I admired her more than ever. The woman had been through so much, manipulated by her husband to bear the child of Loki, spending months away from a son who was being forced to do his father's bidding with the threat of the safety of his mother and sister hanging over his head.
We hurried back to Aidan, and as soon as we entered the room, she let go of my hand and hurried to her son's side.
"What happened to him?" she asked, her voice soft and pained as her eyes traveled across Aidan's body.
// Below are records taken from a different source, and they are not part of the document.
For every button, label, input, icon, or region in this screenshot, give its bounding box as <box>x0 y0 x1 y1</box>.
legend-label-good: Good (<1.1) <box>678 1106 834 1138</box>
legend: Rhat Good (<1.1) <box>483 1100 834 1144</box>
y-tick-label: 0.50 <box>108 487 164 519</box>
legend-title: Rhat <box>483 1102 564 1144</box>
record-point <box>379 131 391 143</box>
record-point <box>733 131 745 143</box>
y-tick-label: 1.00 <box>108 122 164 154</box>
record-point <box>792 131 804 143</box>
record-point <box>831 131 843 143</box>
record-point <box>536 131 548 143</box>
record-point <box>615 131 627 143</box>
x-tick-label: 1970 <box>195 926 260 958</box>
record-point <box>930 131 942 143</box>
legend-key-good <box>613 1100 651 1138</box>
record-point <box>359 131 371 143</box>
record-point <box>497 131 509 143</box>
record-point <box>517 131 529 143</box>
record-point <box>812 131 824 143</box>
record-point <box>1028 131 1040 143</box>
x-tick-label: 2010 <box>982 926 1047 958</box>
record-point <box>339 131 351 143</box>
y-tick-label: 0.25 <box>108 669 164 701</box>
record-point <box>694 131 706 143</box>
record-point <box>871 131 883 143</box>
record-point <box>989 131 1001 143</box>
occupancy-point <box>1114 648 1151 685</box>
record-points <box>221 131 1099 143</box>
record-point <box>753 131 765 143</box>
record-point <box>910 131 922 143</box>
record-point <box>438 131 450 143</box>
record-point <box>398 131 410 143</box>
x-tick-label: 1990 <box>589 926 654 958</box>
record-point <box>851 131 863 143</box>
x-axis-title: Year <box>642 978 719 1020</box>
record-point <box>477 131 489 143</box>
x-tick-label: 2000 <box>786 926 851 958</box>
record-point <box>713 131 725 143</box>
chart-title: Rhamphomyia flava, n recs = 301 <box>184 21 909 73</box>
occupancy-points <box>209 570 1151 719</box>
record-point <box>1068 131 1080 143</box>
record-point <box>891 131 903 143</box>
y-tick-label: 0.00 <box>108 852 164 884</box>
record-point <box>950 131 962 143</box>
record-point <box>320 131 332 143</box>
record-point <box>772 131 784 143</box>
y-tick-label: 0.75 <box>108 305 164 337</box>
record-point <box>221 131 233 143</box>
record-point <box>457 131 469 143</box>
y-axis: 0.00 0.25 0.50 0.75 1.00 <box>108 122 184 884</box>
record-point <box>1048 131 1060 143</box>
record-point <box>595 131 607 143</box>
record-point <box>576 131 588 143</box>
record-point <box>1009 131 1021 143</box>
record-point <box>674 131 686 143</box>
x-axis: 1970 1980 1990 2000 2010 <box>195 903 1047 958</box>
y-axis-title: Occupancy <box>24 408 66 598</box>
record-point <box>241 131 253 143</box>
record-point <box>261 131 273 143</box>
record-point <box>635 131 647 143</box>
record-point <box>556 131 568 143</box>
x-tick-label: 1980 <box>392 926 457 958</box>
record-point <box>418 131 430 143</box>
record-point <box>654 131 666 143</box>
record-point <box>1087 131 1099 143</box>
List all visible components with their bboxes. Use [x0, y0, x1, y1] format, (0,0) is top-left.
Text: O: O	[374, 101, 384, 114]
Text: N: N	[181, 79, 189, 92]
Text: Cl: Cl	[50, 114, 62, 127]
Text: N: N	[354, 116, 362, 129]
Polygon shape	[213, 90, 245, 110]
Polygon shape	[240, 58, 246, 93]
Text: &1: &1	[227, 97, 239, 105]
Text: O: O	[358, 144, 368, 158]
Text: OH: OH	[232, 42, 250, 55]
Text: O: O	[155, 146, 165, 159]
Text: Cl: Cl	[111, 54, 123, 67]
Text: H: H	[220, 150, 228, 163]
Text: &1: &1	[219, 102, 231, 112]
"He was shot with a specialized poisoned bullet. Loki fashioned the poison to target einherjar. As far we know, there is no antidote." As I spoke, something popped into my mind. I glanced at Eir, who was watching me as if already expecting me to say something. "What if we used my blood? Maybe a transfusion or something?"
Eir studied my face, then tilted her head, her mind turning the idea over and over. She looked like a little dove bobbing its head this way and that. Then she drew in a breath. "I don't know if that will work, but it's worth a try."
I nodded, eager to be doing something involving action. "Where will we set it up?"
"Here is fine, but we need to test your blood on him first. I have no idea what effect your blood will have on Aidan. We've never combined warrior and Valkyrie blood before. And given that the poison contains your blood, that's already a bit of a worry." I felt my stomach turn into a solid stone in my gut.
All paths always led to me.
"Come, Bryn, sit here beside him," Eir called me, pulling me out of my morbid thoughts. I took the seat she indicated and sat beside the bed, waiting for her ministrations. She had a blade in her hand, which startled me. I hadn't even seen her pick it up. Served me right for not paying attention.
The knife glinted and on some level, I registered it was standard hospital issue. Looked like Eir had upgraded her medical implements to more advanced Midgardian stainless steel.
I stuck my hand out and Eir cupped it gently, tilting my wrist toward her. She placed the blade against my vein and sliced into it. I barely felt the cut, my attention focused on Aidan's face. I was praying hard, desperate for this to work. Aidan didn't deserve to die this way.